Der Knast von Moyamensing
In den Mittagspausen pokerten wir, mit Würfeln und so,
in einer Ecke des Gefängnishofes. Die anderen
spielten Basketball mit einem alten
zusammengeknüllten Hemd.
Ab und zu wurden wir unterbrochen von einem
bleichgesichtigem Bullen im Turm der seine
Knarre auf uns anlegte.
Aber irgendwie kriegten wirs fertig
jeden Tag ein paar Spiele zu machen
und mit etwas Glück und ner guten Hand
hatte ich bald den ganzen Block
den Kies abgenommen.
Und am Morgen und an den Tagen danach
passierte etwas Merkwürdiges;
die Schliesser, die Pisser, die Messerhelden, die
Safeknacker, die Schläger, die Irren, die Freaks,
die abgehalfterten Traumpräsidenten von Amerika,
der Koch, selbst meine Feinde, alle redeten mich mit
"Mr. Bukowski" an. Eine Art Unsterblichkeit,
nur eine Andeutung davon,
aber so real wie Schweinskopf mit Sülze oder tote Blumen;
und ich begann zu ahnen
was das hier bedeutete -
Mr.

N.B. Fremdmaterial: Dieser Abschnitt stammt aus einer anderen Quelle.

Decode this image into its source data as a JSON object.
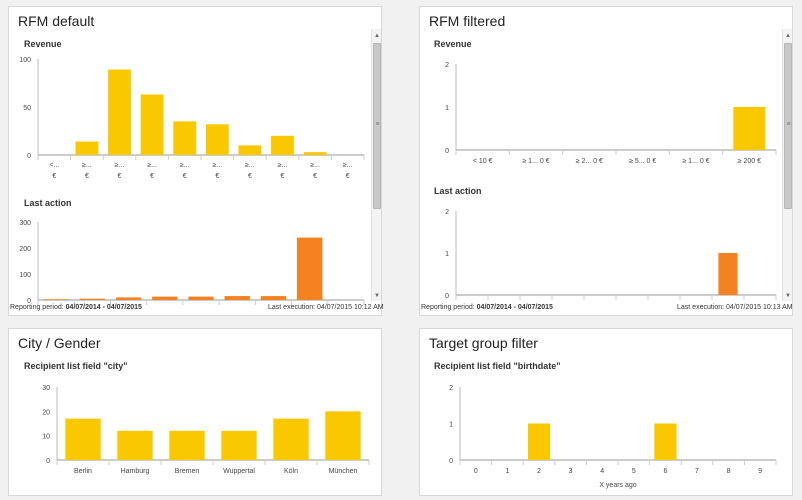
{
  "colors": {
    "yellow": "#f9c800",
    "orange": "#f58220",
    "axis": "#999999"
  },
  "panels": {
    "rfm_default": {
      "title": "RFM default",
      "footer_prefix": "Reporting period: ",
      "period": "04/07/2014 - 04/07/2015",
      "last_execution": "Last execution: 04/07/2015 10:12 AM"
    },
    "rfm_filtered": {
      "title": "RFM filtered",
      "footer_prefix": "Reporting period: ",
      "period": "04/07/2014 - 04/07/2015",
      "last_execution": "Last execution: 04/07/2015 10:13 AM"
    },
    "city_gender": {
      "title": "City / Gender"
    },
    "target_group": {
      "title": "Target group filter"
    }
  },
  "chart_data": [
    {
      "id": "rfm_default_revenue",
      "type": "bar",
      "title": "Revenue",
      "color": "#f9c800",
      "categories": [
        "<... €",
        "≥... €",
        "≥... €",
        "≥... €",
        "≥... €",
        "≥... €",
        "≥... €",
        "≥... €",
        "≥... €",
        "≥... €"
      ],
      "values": [
        0,
        14,
        89,
        63,
        35,
        32,
        10,
        20,
        3,
        0
      ],
      "ylim": [
        0,
        100
      ],
      "yticks": [
        0,
        50,
        100
      ]
    },
    {
      "id": "rfm_default_last_action",
      "type": "bar",
      "title": "Last action",
      "color": "#f58220",
      "categories": [
        "",
        "",
        "",
        "",
        "",
        "",
        "",
        "",
        ""
      ],
      "values": [
        3,
        5,
        10,
        13,
        13,
        15,
        15,
        240,
        0
      ],
      "ylim": [
        0,
        300
      ],
      "yticks": [
        0,
        100,
        200,
        300
      ]
    },
    {
      "id": "rfm_filtered_revenue",
      "type": "bar",
      "title": "Revenue",
      "color": "#f9c800",
      "categories": [
        "< 10 €",
        "≥ 1... 0 €",
        "≥ 2... 0 €",
        "≥ 5... 0 €",
        "≥ 1... 0 €",
        "≥ 200 €"
      ],
      "values": [
        0,
        0,
        0,
        0,
        0,
        1
      ],
      "ylim": [
        0,
        2
      ],
      "yticks": [
        0,
        1,
        2
      ]
    },
    {
      "id": "rfm_filtered_last_action",
      "type": "bar",
      "title": "Last action",
      "color": "#f58220",
      "categories": [
        "",
        "",
        "",
        "",
        "",
        "",
        "",
        "",
        "",
        ""
      ],
      "values": [
        0,
        0,
        0,
        0,
        0,
        0,
        0,
        0,
        1,
        0
      ],
      "ylim": [
        0,
        2
      ],
      "yticks": [
        0,
        1,
        2
      ]
    },
    {
      "id": "city",
      "type": "bar",
      "title": "Recipient list field \"city\"",
      "color": "#f9c800",
      "categories": [
        "Berlin",
        "Hamburg",
        "Bremen",
        "Wuppertal",
        "Köln",
        "München"
      ],
      "values": [
        17,
        12,
        12,
        12,
        17,
        20
      ],
      "ylim": [
        0,
        30
      ],
      "yticks": [
        0,
        10,
        20,
        30
      ]
    },
    {
      "id": "birthdate",
      "type": "bar",
      "title": "Recipient list field \"birthdate\"",
      "color": "#f9c800",
      "categories": [
        "0",
        "1",
        "2",
        "3",
        "4",
        "5",
        "6",
        "7",
        "8",
        "9"
      ],
      "values": [
        0,
        0,
        1,
        0,
        0,
        0,
        1,
        0,
        0,
        0
      ],
      "xlabel": "X years ago",
      "ylim": [
        0,
        2
      ],
      "yticks": [
        0,
        1,
        2
      ]
    }
  ]
}
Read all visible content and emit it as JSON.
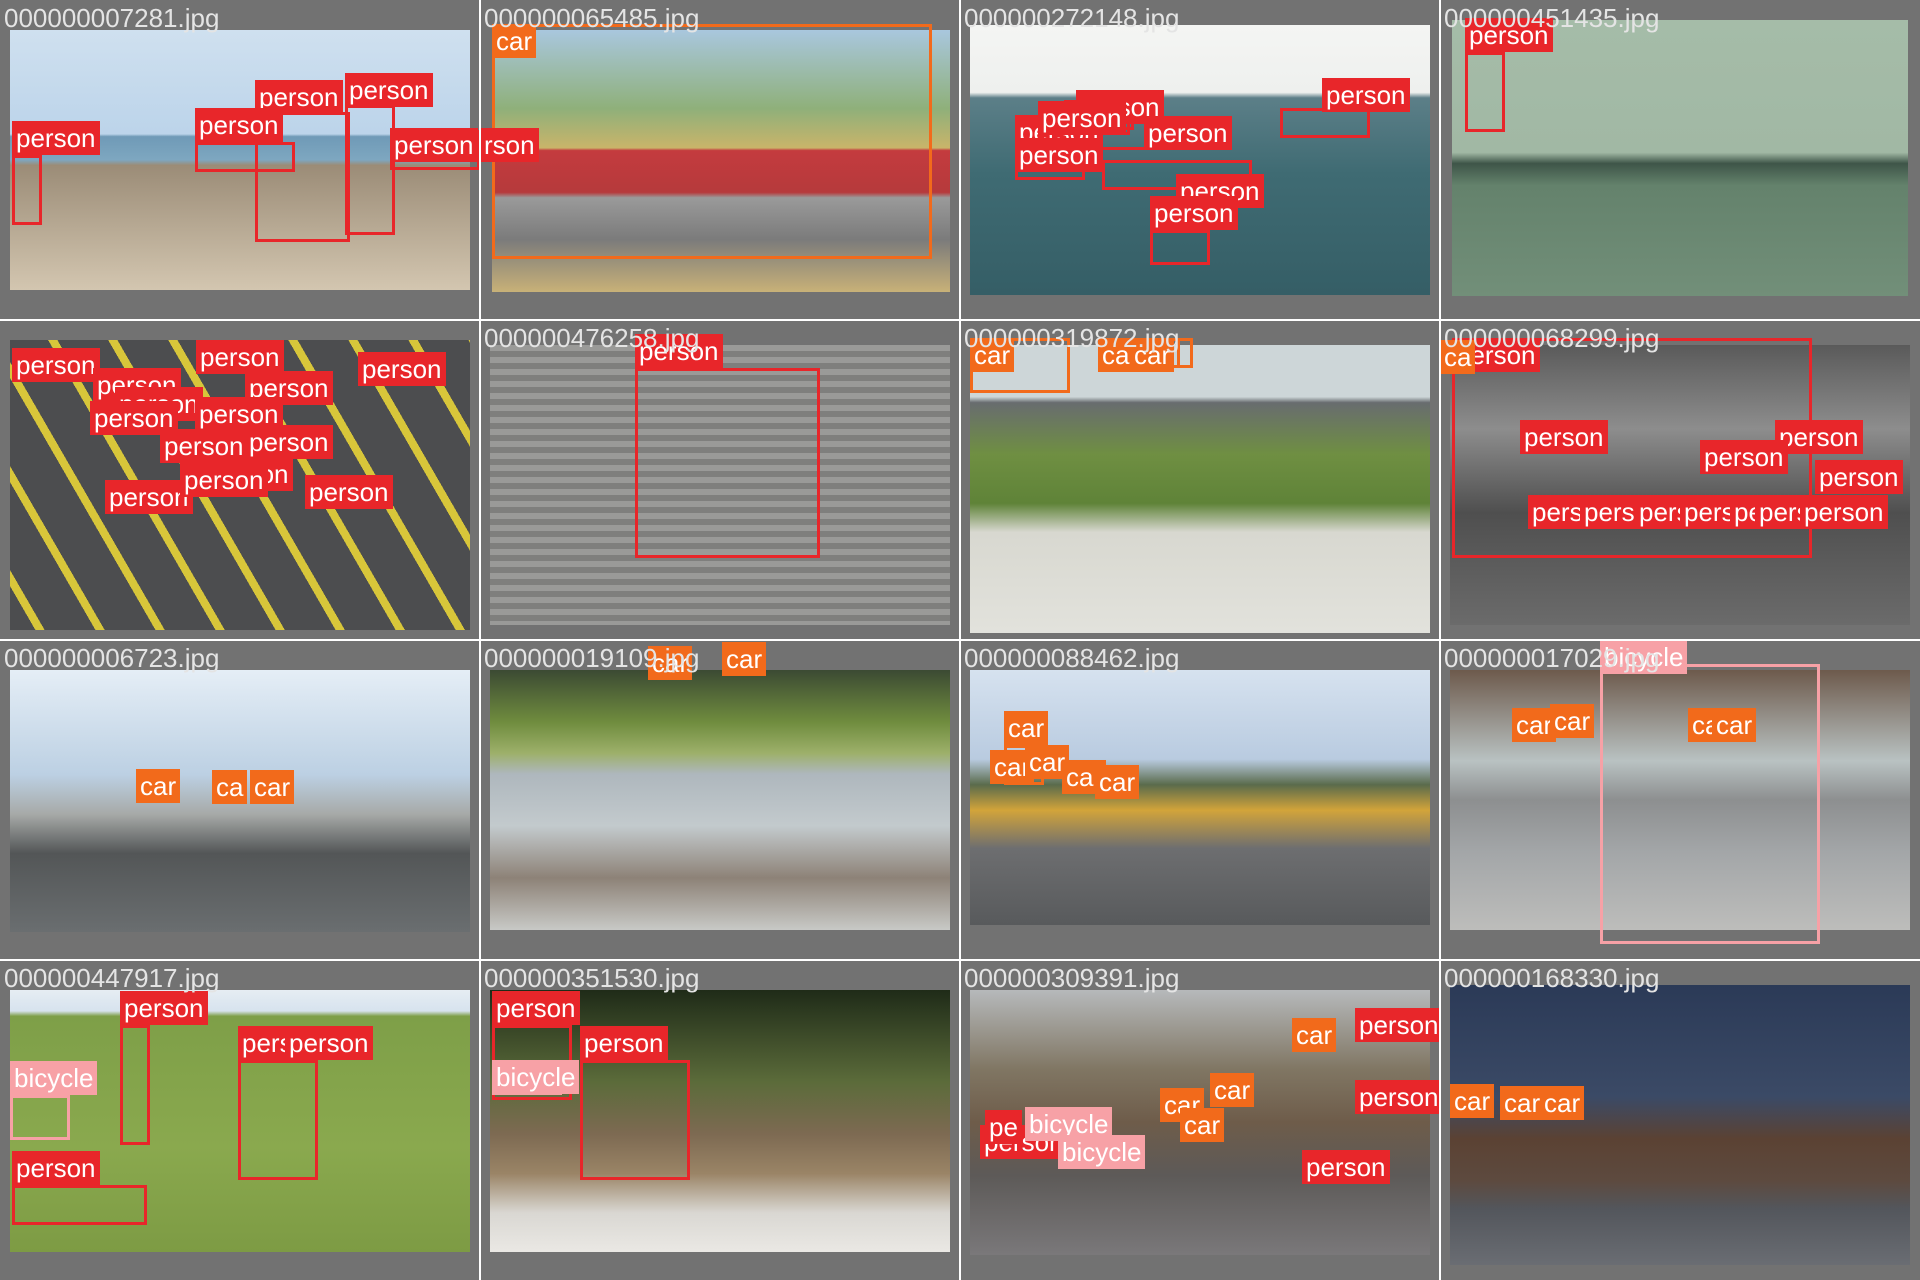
{
  "colors": {
    "person": "#e8262a",
    "car": "#f26a1b",
    "bicycle": "#f7a1a6",
    "tile_bg": "#727272",
    "filename_text": "#e4e4e4"
  },
  "tiles": [
    {
      "filename": "000000007281.jpg",
      "scene": "beach",
      "detections": [
        {
          "label": "person"
        },
        {
          "label": "person"
        },
        {
          "label": "person"
        },
        {
          "label": "person"
        },
        {
          "label": "person"
        }
      ]
    },
    {
      "filename": "000000065485.jpg",
      "scene": "car",
      "detections": [
        {
          "label": "car"
        },
        {
          "label": "rson"
        }
      ]
    },
    {
      "filename": "000000272148.jpg",
      "scene": "sea",
      "detections": [
        {
          "label": "person"
        },
        {
          "label": "person"
        },
        {
          "label": "person"
        },
        {
          "label": "person"
        },
        {
          "label": "person"
        },
        {
          "label": "person"
        },
        {
          "label": "person"
        },
        {
          "label": "person"
        }
      ]
    },
    {
      "filename": "000000451435.jpg",
      "scene": "tennis",
      "detections": [
        {
          "label": "person"
        }
      ]
    },
    {
      "filename": "",
      "scene": "crowd",
      "detections": [
        {
          "label": "person"
        },
        {
          "label": "person"
        },
        {
          "label": "person"
        },
        {
          "label": "person"
        },
        {
          "label": "person"
        },
        {
          "label": "person"
        },
        {
          "label": "person"
        },
        {
          "label": "person"
        },
        {
          "label": "person"
        },
        {
          "label": "person"
        },
        {
          "label": "person"
        },
        {
          "label": "person"
        },
        {
          "label": "person"
        },
        {
          "label": "person"
        }
      ]
    },
    {
      "filename": "000000476258.jpg",
      "scene": "skater",
      "detections": [
        {
          "label": "person"
        }
      ]
    },
    {
      "filename": "000000319872.jpg",
      "scene": "bench",
      "detections": [
        {
          "label": "car"
        },
        {
          "label": "car"
        },
        {
          "label": "car"
        }
      ]
    },
    {
      "filename": "000000068299.jpg",
      "scene": "class",
      "detections": [
        {
          "label": "person"
        },
        {
          "label": "person"
        },
        {
          "label": "person"
        },
        {
          "label": "person"
        },
        {
          "label": "person"
        },
        {
          "label": "person"
        },
        {
          "label": "person"
        },
        {
          "label": "person"
        },
        {
          "label": "person"
        },
        {
          "label": "person"
        },
        {
          "label": "person"
        },
        {
          "label": "person"
        },
        {
          "label": "ca"
        }
      ]
    },
    {
      "filename": "000000006723.jpg",
      "scene": "street",
      "detections": [
        {
          "label": "car"
        },
        {
          "label": "ca"
        },
        {
          "label": "car"
        }
      ]
    },
    {
      "filename": "000000019109.jpg",
      "scene": "river",
      "detections": [
        {
          "label": "car"
        },
        {
          "label": "car"
        }
      ]
    },
    {
      "filename": "000000088462.jpg",
      "scene": "bus",
      "detections": [
        {
          "label": "car"
        },
        {
          "label": "car"
        },
        {
          "label": "car"
        },
        {
          "label": "car"
        },
        {
          "label": "car"
        }
      ]
    },
    {
      "filename": "000000017029.jpg",
      "scene": "bike",
      "detections": [
        {
          "label": "bicycle"
        },
        {
          "label": "car"
        },
        {
          "label": "car"
        },
        {
          "label": "car"
        },
        {
          "label": "car"
        }
      ]
    },
    {
      "filename": "000000447917.jpg",
      "scene": "soccer",
      "detections": [
        {
          "label": "person"
        },
        {
          "label": "person"
        },
        {
          "label": "person"
        },
        {
          "label": "bicycle"
        },
        {
          "label": "person"
        }
      ]
    },
    {
      "filename": "000000351530.jpg",
      "scene": "chairs",
      "detections": [
        {
          "label": "person"
        },
        {
          "label": "bicycle"
        },
        {
          "label": "person"
        }
      ]
    },
    {
      "filename": "000000309391.jpg",
      "scene": "city",
      "detections": [
        {
          "label": "person"
        },
        {
          "label": "car"
        },
        {
          "label": "person"
        },
        {
          "label": "car"
        },
        {
          "label": "car"
        },
        {
          "label": "bicycle"
        },
        {
          "label": "person"
        },
        {
          "label": "bicycle"
        },
        {
          "label": "pe"
        },
        {
          "label": "car"
        },
        {
          "label": "person"
        }
      ]
    },
    {
      "filename": "000000168330.jpg",
      "scene": "clock",
      "detections": [
        {
          "label": "car"
        },
        {
          "label": "car"
        },
        {
          "label": "car"
        }
      ]
    }
  ]
}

Bukowski, das Poker-As,
der Mann mit dem Zaster,
in einer Welt, wo praktisch keiner
was hatte...
Unsterblichkeit.
Und ich brauchte ihnen keinen Shelley zu rezitieren
- alles fiel mir wie von selbst zu:
Jungs mit schmalen Hüften, für die keine
Verwendung hatte
und Steaks und Ice Cream und Zigaretten, womit ich
durchaus was anfangen konnte, und
Rasiercreme, neue Rasierklingen, die letzte Ausgabe des
NEW YORKER
Unsterblichkeit. Ein Fetzen Himmel in der Hölle.
Und ich genoss es, bis sie mich wieder rausjagten
auf die Strasse,
zurück zu meiner Schreibmaschine -
unschuldig, faul, fickrig vor Angst
und sehr sterblich.
aus: Gedichte, die einer schrieb, bevor er im 8. Stock aus dem Fenster sprang.